Or depuis plus d’un an, je butais sur deux
familles pourtant proches et qui présentent beaucoup de similitudes.
Coup sur coup, l’horizon s’est éclairci. Si dans un
cas, le résultat est dû à une recherche systématique
(une battue en terme généalogique), dans l’autre
la chance a donné un sérieux coup de pouce.
Il s’agit en effet des deux couples d’Arrières Arrières
Grands Parents de mon ascendance.
Mes grands parents, étant cousins germains cette recherche concerne la totalité de la branche de "jean
le jeune".
- Le premier, Jean Gueybeau et Marie Laroque ont eu leurs enfants
dont « mémé Maria » à Saint Antoine du
Breuilh mais ne s’y sont pas mariés, alors d’où venaient-ils ?
- Le second, Jean Chassaigne et Marie Gaurel parents de Catherine (malheureusement, personne ne l’a connue), fille qu’ils ont eue au Fleix avant de venir à Saint Rémy. Mais là aussi pas de trace de mariage.
Première étape : direction Badefols en Dordogne
Là où est née Marie Laroque en 1827.
Là j’ai pu remonter sa piste jusqu’au 18e siècle. Si je n'ai rien trouvé en
cherchant l’acte de mariage, une publication de mariage en février 1852 annonce son union avec «
Jean Guibot » à Margueran en Gironde. Il est dit aussi
qu’elle était « servante loueuse de service » à Sainte-Foy-la-grande.

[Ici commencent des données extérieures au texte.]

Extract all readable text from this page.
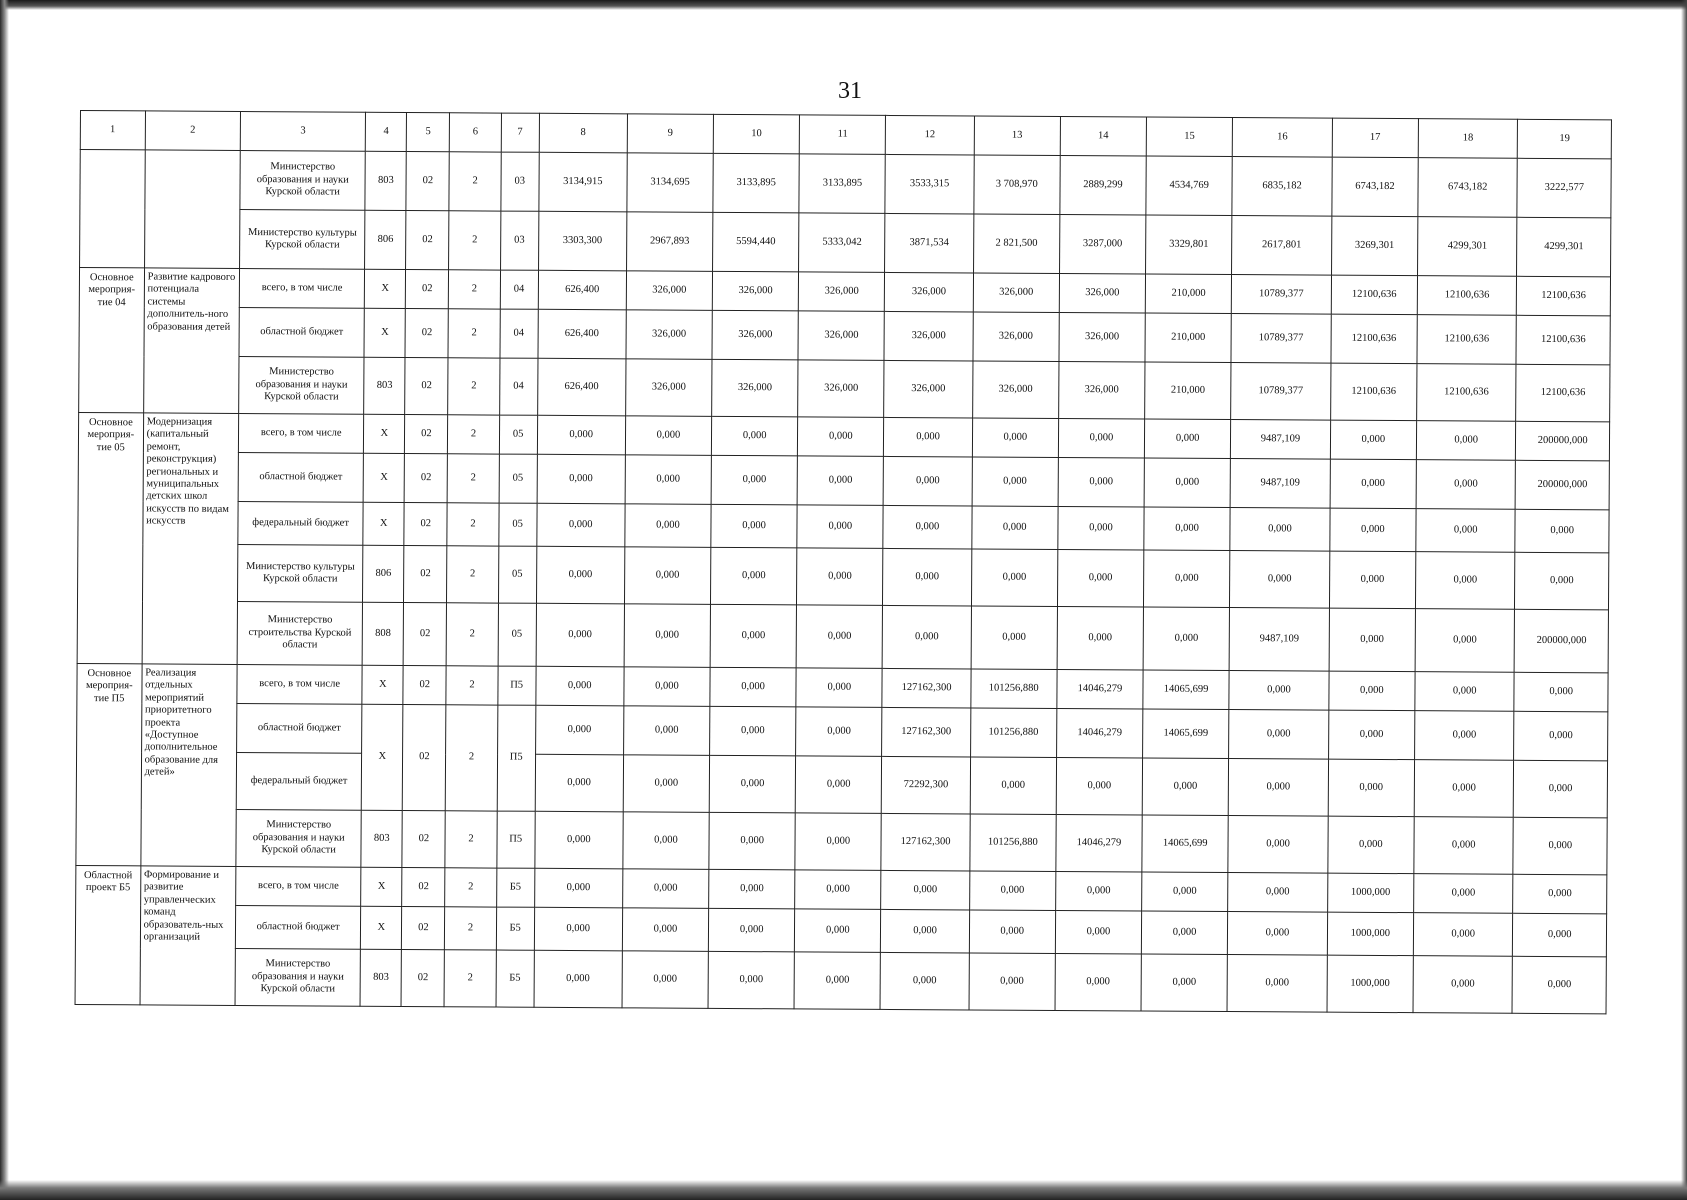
31
1	2	3	4	5	6	7	8	9	10	11	12	13	14	15	16	17	18	19
		Министерство образования и науки Курской области	803	02	2	03	3134,915	3134,695	3133,895	3133,895	3533,315	3 708,970	2889,299	4534,769	6835,182	6743,182	6743,182	3222,577
		Министерство культуры Курской области	806	02	2	03	3303,300	2967,893	5594,440	5333,042	3871,534	2 821,500	3287,000	3329,801	2617,801	3269,301	4299,301	4299,301
Основное мероприя-тие 04	Развитие кадрового потенциала системы дополнитель-ного образования детей	всего, в том числе	Х	02	2	04	626,400	326,000	326,000	326,000	326,000	326,000	326,000	210,000	10789,377	12100,636	12100,636	12100,636
		областной бюджет	Х	02	2	04	626,400	326,000	326,000	326,000	326,000	326,000	326,000	210,000	10789,377	12100,636	12100,636	12100,636
		Министерство образования и науки Курской области	803	02	2	04	626,400	326,000	326,000	326,000	326,000	326,000	326,000	210,000	10789,377	12100,636	12100,636	12100,636
Основное мероприя-тие 05	Модернизация (капитальный ремонт, реконструкция) региональных и муниципальных детских школ искусств по видам искусств	всего, в том числе	Х	02	2	05	0,000	0,000	0,000	0,000	0,000	0,000	0,000	0,000	9487,109	0,000	0,000	200000,000
		областной бюджет	Х	02	2	05	0,000	0,000	0,000	0,000	0,000	0,000	0,000	0,000	9487,109	0,000	0,000	200000,000
		федеральный бюджет	Х	02	2	05	0,000	0,000	0,000	0,000	0,000	0,000	0,000	0,000	0,000	0,000	0,000	0,000
		Министерство культуры Курской области	806	02	2	05	0,000	0,000	0,000	0,000	0,000	0,000	0,000	0,000	0,000	0,000	0,000	0,000
		Министерство строительства Курской области	808	02	2	05	0,000	0,000	0,000	0,000	0,000	0,000	0,000	0,000	9487,109	0,000	0,000	200000,000
Основное мероприя-тие П5	Реализация отдельных мероприятий приоритетного проекта «Доступное дополнительное образование для детей»	всего, в том числе	Х	02	2	П5	0,000	0,000	0,000	0,000	127162,300	101256,880	14046,279	14065,699	0,000	0,000	0,000	0,000
		областной бюджет	Х	02	2	П5	0,000	0,000	0,000	0,000	127162,300	101256,880	14046,279	14065,699	0,000	0,000	0,000	0,000
		федеральный бюджет					0,000	0,000	0,000	0,000	72292,300	0,000	0,000	0,000	0,000	0,000	0,000	0,000
		Министерство образования и науки Курской области	803	02	2	П5	0,000	0,000	0,000	0,000	127162,300	101256,880	14046,279	14065,699	0,000	0,000	0,000	0,000
Областной проект Б5	Формирование и развитие управленческих команд образователь-ных организаций	всего, в том числе	Х	02	2	Б5	0,000	0,000	0,000	0,000	0,000	0,000	0,000	0,000	0,000	1000,000	0,000	0,000
		областной бюджет	Х	02	2	Б5	0,000	0,000	0,000	0,000	0,000	0,000	0,000	0,000	0,000	1000,000	0,000	0,000
		Министерство образования и науки Курской области	803	02	2	Б5	0,000	0,000	0,000	0,000	0,000	0,000	0,000	0,000	0,000	1000,000	0,000	0,000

Un mois plus
tard me voilà reparti aux archives de Bordeaux où j'ai enfin trouvé l’acte du mariage.
Cette fois, on parle de « Jean Gueybeaud » qui est
le seul à signer l’acte. Il signe « Gaibaut ».
Il est né en 1829 au Fleix et « scieur de long » à Margueran.
Il me faudra donc revenir à Périgueux pour trouver la suite.
Trois remarques sur Marie Laroque : elle était servante loin de chez elle comme Marie Gaurel, son grand
père est mort noyé, cause indirecte de celle de son gendre Antoine qu’elle n’a
pas connu et elle est morte moins d’un an après la naissance de Maria sa dernière fille comme
le sera Catherine Chassaigne moins d’un an après la naissance de Jean « Cadet ».
Noter en passant la manière dont on peut s'écrire un nom,
Gueybeaud ou Gueybeau mais aussi Guibot et sa signature Gaibaut.
Deuxième étape, Direction Villamblard, également en Dordogne,
Pour trouver la trace de Marie Catherine Gaurel née en 1844.
Là aussi aucunes traces de ses parents et de leur mariage. Mais un autre indice apparaît sur son acte de
décès ; la mention de son mariage à Montfaucon en 1871 où elle était servante à
la « Mallevieille ». Effectivement à la mairie, j'ai retrouvé l’acte annonciateur
d’une nouvelle piste : Jean Chassaigne habitait à Beaupouyet
(à 15 km) avec sa mère.
Une journée de recherche sur les tables décennales en fouillant toutes les communes environnantes de Villamblard
me permit de retrouver les traces des Gaurel/Etablit. Ils étaient de Bourrou à moins de dix kilomètres. Je me
retrouvais donc avec des ancêtres remontant en 1780 mais rien sur « Jean Chassaigne » à Beaupouyet,
petit village de la Dordogne verte.
Les recherches auraient pu durer longtemps si la chance n’avait pas apporté son coup de pouce. Claudine et Edgard,
nos infatigables chercheurs, rencontreront par hasard un acte notarié de vente d’ un couple Chassaigne/Gay. Exactement celui
qui nous faisait tant défaut.
La piste nous conduira trente kilomètres plus haut en remontant la rivière
de l’Isle à Saint Germain du Salembre et Saint Léon sur l’Isle.
Et voilà une nouvelle branche qui remonte jusqu’au 18e siècle.
Sans rapport sûrement mais Saint-Germain est à moins de deux kilomètres
du lieu dit « Jean Filet » pour lequel on a toujours pas d’explication.
Le temps et la patience sont deux éléments importants sur la piste des ancêtres pour un généalogiste qui regrettera toujours de ne pas avoir pensé plutôt à faire parler ses « vieux » que le temps a emportés.